What is the force on a test charge at the center?

[spaghetti3451]

Homework Statement

13 equal charges are placed at the corners of a regular 13 sided polygon. What is the force on a test charge at the center?

Homework Equations

Coulomb's law
Principle of Superposition

The Attempt at a Solution

Coulomb's law gives an answer of 0, but it is cumbersome. I am looking for a much more elegant solution, where I do not actually calculate the individual forces and add them up, but somehow realize that the forces will add up to zero based on the orientation of the charges.

 

[haruspex]

Suppose there is a nonzero net force. Consider a vertex that lies with 90 degrees of that direction from the centre. The component of the net force towards that vertex is positive. By symmetry, it must have the same component towards every vertex. But there must also be a vertex between 90 degrees and 270 degrees from the net force direction, and the component of the net force towards it must be negative.

 

[PeterO]

Homework Statement

13 equal charges are placed at the corners of a regular 13 sided polygon. What is the force on a test charge at the center?

Homework Equations

Coulomb's law
Principle of Superposition

The Attempt at a Solution

Coulomb's law gives an answer of 0, but it is cumbersome. I am looking for a much more elegant solution, where I do not actually calculate the individual forces and add them up, but somehow realize that the forces will add up to zero based on the orientation of the charges.

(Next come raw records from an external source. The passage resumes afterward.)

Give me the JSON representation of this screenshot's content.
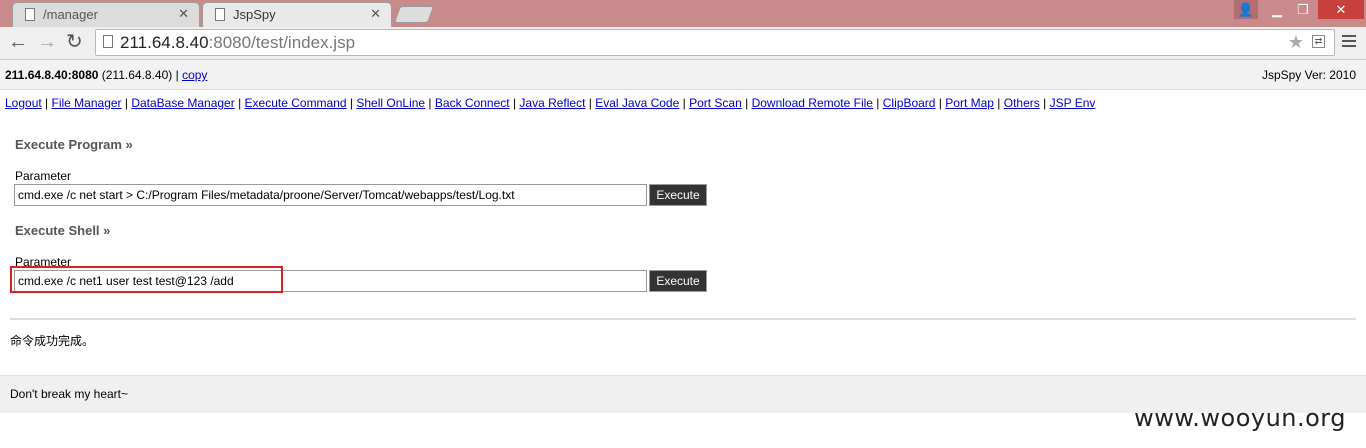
{
  "browser": {
    "tabs": [
      {
        "title": "/manager",
        "active": false
      },
      {
        "title": "JspSpy",
        "active": true
      }
    ],
    "url_host": "211.64.8.40",
    "url_rest": ":8080/test/index.jsp",
    "window": {
      "minimize": "▁",
      "maximize": "❐",
      "close": "✕",
      "user": "👤"
    }
  },
  "header": {
    "host": "211.64.8.40:8080",
    "host_ip": "(211.64.8.40)",
    "sep": "|",
    "copy": "copy",
    "version": "JspSpy Ver: 2010"
  },
  "nav": [
    "Logout",
    "File Manager",
    "DataBase Manager",
    "Execute Command",
    "Shell OnLine",
    "Back Connect",
    "Java Reflect",
    "Eval Java Code",
    "Port Scan",
    "Download Remote File",
    "ClipBoard",
    "Port Map",
    "Others",
    "JSP Env"
  ],
  "execute_program": {
    "title": "Execute Program »",
    "label": "Parameter",
    "value": "cmd.exe /c net start > C:/Program Files/metadata/proone/Server/Tomcat/webapps/test/Log.txt",
    "button": "Execute"
  },
  "execute_shell": {
    "title": "Execute Shell »",
    "label": "Parameter",
    "value": "cmd.exe /c net1 user test test@123 /add",
    "button": "Execute"
  },
  "result": "命令成功完成。",
  "footer": "Don't break my heart~",
  "watermark": "www.wooyun.org",
  "colors": {
    "tabstrip": "#c98a8c",
    "highlight": "#e02020",
    "link": "#0000cc",
    "button": "#333333"
  }
}
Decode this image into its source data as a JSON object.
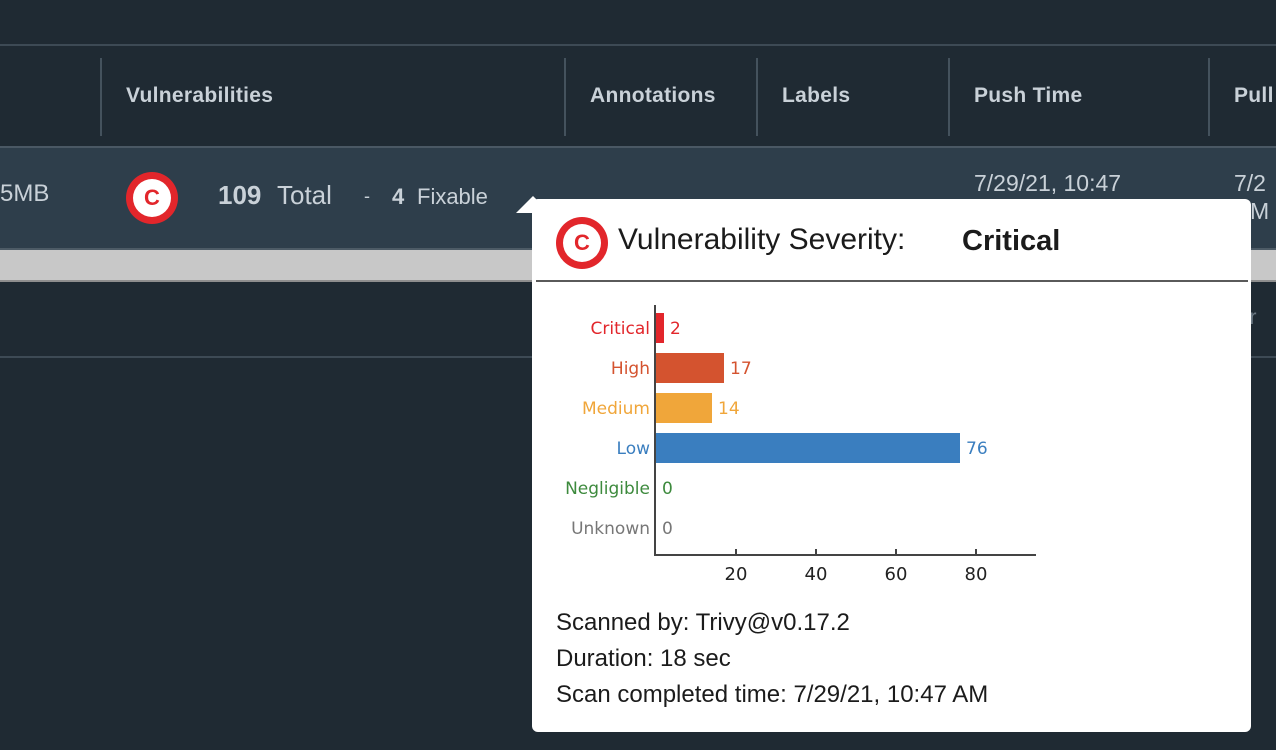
{
  "table": {
    "headers": {
      "vulnerabilities": "Vulnerabilities",
      "annotations": "Annotations",
      "labels": "Labels",
      "push_time": "Push Time",
      "pull_time": "Pull"
    },
    "row": {
      "size": "5MB",
      "severity_letter": "C",
      "total_count": "109",
      "total_label": "Total",
      "separator": "-",
      "fixable_count": "4",
      "fixable_label": "Fixable",
      "push_time": "7/29/21, 10:47",
      "pull_time_line1": "7/2",
      "pull_time_line2": "M"
    },
    "second_row_fragment": "ter"
  },
  "tooltip": {
    "badge_letter": "C",
    "title_prefix": "Vulnerability Severity:",
    "title_value": "Critical",
    "scanned_by": "Scanned by:  Trivy@v0.17.2",
    "duration": "Duration: 18 sec",
    "completed": "Scan completed time: 7/29/21, 10:47 AM"
  },
  "colors": {
    "critical": "#e2262b",
    "high": "#d4532f",
    "medium": "#f0a63a",
    "low": "#3a7ebf",
    "negligible": "#3d8a3d",
    "unknown": "#777777"
  },
  "chart_data": {
    "type": "bar",
    "orientation": "horizontal",
    "categories": [
      "Critical",
      "High",
      "Medium",
      "Low",
      "Negligible",
      "Unknown"
    ],
    "values": [
      2,
      17,
      14,
      76,
      0,
      0
    ],
    "colors": [
      "#e2262b",
      "#d4532f",
      "#f0a63a",
      "#3a7ebf",
      "#3d8a3d",
      "#777777"
    ],
    "xticks": [
      20,
      40,
      60,
      80
    ],
    "xlim": [
      0,
      95
    ]
  }
}
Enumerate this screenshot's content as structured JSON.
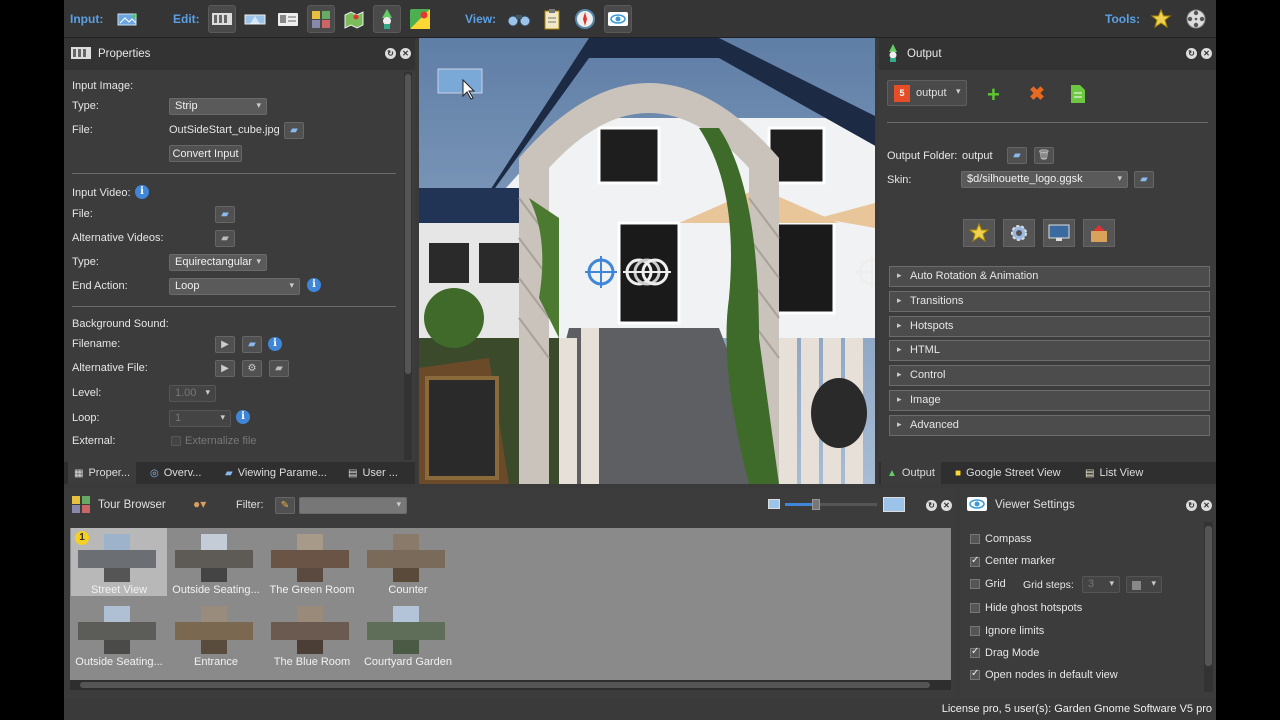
{
  "toolbar": {
    "input_label": "Input:",
    "edit_label": "Edit:",
    "view_label": "View:",
    "tools_label": "Tools:"
  },
  "properties": {
    "title": "Properties",
    "input_image_header": "Input Image:",
    "type_label": "Type:",
    "type_value": "Strip",
    "file_label": "File:",
    "file_value": "OutSideStart_cube.jpg",
    "convert_button": "Convert Input",
    "input_video_header": "Input Video:",
    "video_file_label": "File:",
    "alt_videos_label": "Alternative Videos:",
    "video_type_label": "Type:",
    "video_type_value": "Equirectangular",
    "end_action_label": "End Action:",
    "end_action_value": "Loop",
    "bg_sound_header": "Background Sound:",
    "filename_label": "Filename:",
    "alt_file_label": "Alternative File:",
    "level_label": "Level:",
    "level_value": "1.00",
    "loop_label": "Loop:",
    "loop_value": "1",
    "external_label": "External:",
    "externalize_label": "Externalize file"
  },
  "left_tabs": [
    "Proper...",
    "Overv...",
    "Viewing Parame...",
    "User ..."
  ],
  "output": {
    "title": "Output",
    "format_value": "output",
    "folder_label": "Output Folder:",
    "folder_value": "output",
    "skin_label": "Skin:",
    "skin_value": "$d/silhouette_logo.ggsk",
    "sections": [
      "Auto Rotation & Animation",
      "Transitions",
      "Hotspots",
      "HTML",
      "Control",
      "Image",
      "Advanced"
    ]
  },
  "right_tabs": [
    "Output",
    "Google Street View",
    "List View"
  ],
  "tour_browser": {
    "title": "Tour Browser",
    "filter_label": "Filter:",
    "filter_value": "",
    "nodes": [
      {
        "label": "Street View",
        "badge": "1"
      },
      {
        "label": "Outside Seating..."
      },
      {
        "label": "The Green Room"
      },
      {
        "label": "Counter"
      },
      {
        "label": "Outside Seating..."
      },
      {
        "label": "Entrance"
      },
      {
        "label": "The Blue Room"
      },
      {
        "label": "Courtyard Garden"
      }
    ]
  },
  "viewer_settings": {
    "title": "Viewer Settings",
    "items": [
      {
        "label": "Compass",
        "checked": false
      },
      {
        "label": "Center marker",
        "checked": true
      },
      {
        "label": "Grid",
        "checked": false
      },
      {
        "label": "Hide ghost hotspots",
        "checked": false
      },
      {
        "label": "Ignore limits",
        "checked": false
      },
      {
        "label": "Drag Mode",
        "checked": true
      },
      {
        "label": "Open nodes in default view",
        "checked": true
      }
    ],
    "grid_steps_label": "Grid steps:",
    "grid_steps_value": "3"
  },
  "status": {
    "license": "License pro, 5 user(s): Garden Gnome Software V5 pro"
  },
  "colors": {
    "accent": "#5aa0e6",
    "info": "#3f86d9",
    "selected_thumb": "#b8b8b8"
  }
}
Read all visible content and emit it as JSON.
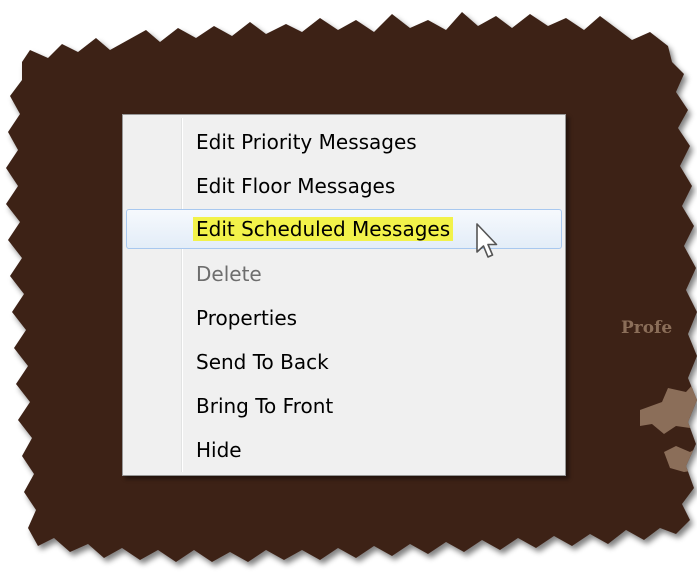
{
  "menu": {
    "items": [
      {
        "label": "Edit Priority Messages",
        "enabled": true,
        "hovered": false
      },
      {
        "label": "Edit Floor Messages",
        "enabled": true,
        "hovered": false
      },
      {
        "label": "Edit Scheduled Messages",
        "enabled": true,
        "hovered": true,
        "highlighted": true
      },
      {
        "label": "Delete",
        "enabled": false,
        "hovered": false
      },
      {
        "label": "Properties",
        "enabled": true,
        "hovered": false
      },
      {
        "label": "Send To Back",
        "enabled": true,
        "hovered": false
      },
      {
        "label": "Bring To Front",
        "enabled": true,
        "hovered": false
      },
      {
        "label": "Hide",
        "enabled": true,
        "hovered": false
      }
    ]
  },
  "background": {
    "partial_text": "Profe"
  },
  "colors": {
    "backdrop": "#3d2319",
    "menu_background": "#f0f0f0",
    "hover_border": "#a8c8ef",
    "text_highlight": "#f2f24a",
    "disabled_text": "#6d6d6d",
    "side_text": "#8b6e59"
  },
  "icons": {
    "cursor": "arrow-cursor-icon"
  }
}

If you draw a force diagram, you will see 13 forces radiating out, each angled at (360/13) degrees to its neighbour.
If you translate those forces, to join them head to tail, and do it in order, you will just form another regular 13 sided polygon - indicating that the net force is zero.

 

[Chestermiller]

All 13 forces point to the center of the polygon, and, by symmetry, none of them are preferred over any of the others. If there was one that is preferred, you would have to be able to identify which one it was. But, they are all identical, so you couldn't.

 

[spaghetti3451]

Suppose there is a nonzero net force. Consider a vertex that lies with 90 degrees of that direction from the centre. The component of the net force towards that vertex is positive.

I understand.

By symmetry, it must have the same component towards every vertex.

I don't see how! The non-zero force F will have two vertexes on its two sides. If the first vertex makes an angle θ with the direction of the force F, then the component of the force along that vertex is F cosθ, but then the component of the force along the other vertex must be F cos (360/13 - θ). Clearly, the two components are not the same.

 

[spaghetti3451]

If you draw a force diagram, you will see 13 forces radiating out, each angled at (360/13) degrees to its neighbour.
If you translate those forces, to join them head to tail, and do it in order, you will just form another regular 13 sided polygon - indicating that the net force is zero.

Thank you for your answer. Now, I'm hoping I can understand harispex and Chestermiller's methods as they are also very good.

 

[spaghetti3451]

All 13 forces point to the center of the polygon,

by symmetry, none of them are preferred over any of the others.

What is the symmetry we are talking about? And what does the word 'preferred' mean in this context?

 

[Chestermiller]

What is the symmetry we are talking about? And what does the word 'preferred' mean in this context?

If you put a charge in the center of the polygon, what direction would you expect it to move in? And if you could specify a direction that you would expect it to move in, there would be 12 other equally valid directions for it to move. This would eliminate all 13 directions as possibilities. You could do this exercise for all possible directions.

 

[haruspex]

I don't see how! The non-zero force F will have two vertexes on its two sides. If the first vertex makes an angle θ with the direction of the force F, then the component of the force along that vertex is F cosθ, but then the component of the force along the other vertex must be F cos (360/13 - θ). Clearly, the two components are not the same.

There is a symmetry between the vertices. Each vertex is as good as any other. If there is a reason for there being a net force towards one, the same reason must apply to all the others. But there cannot be a net force towards all of them.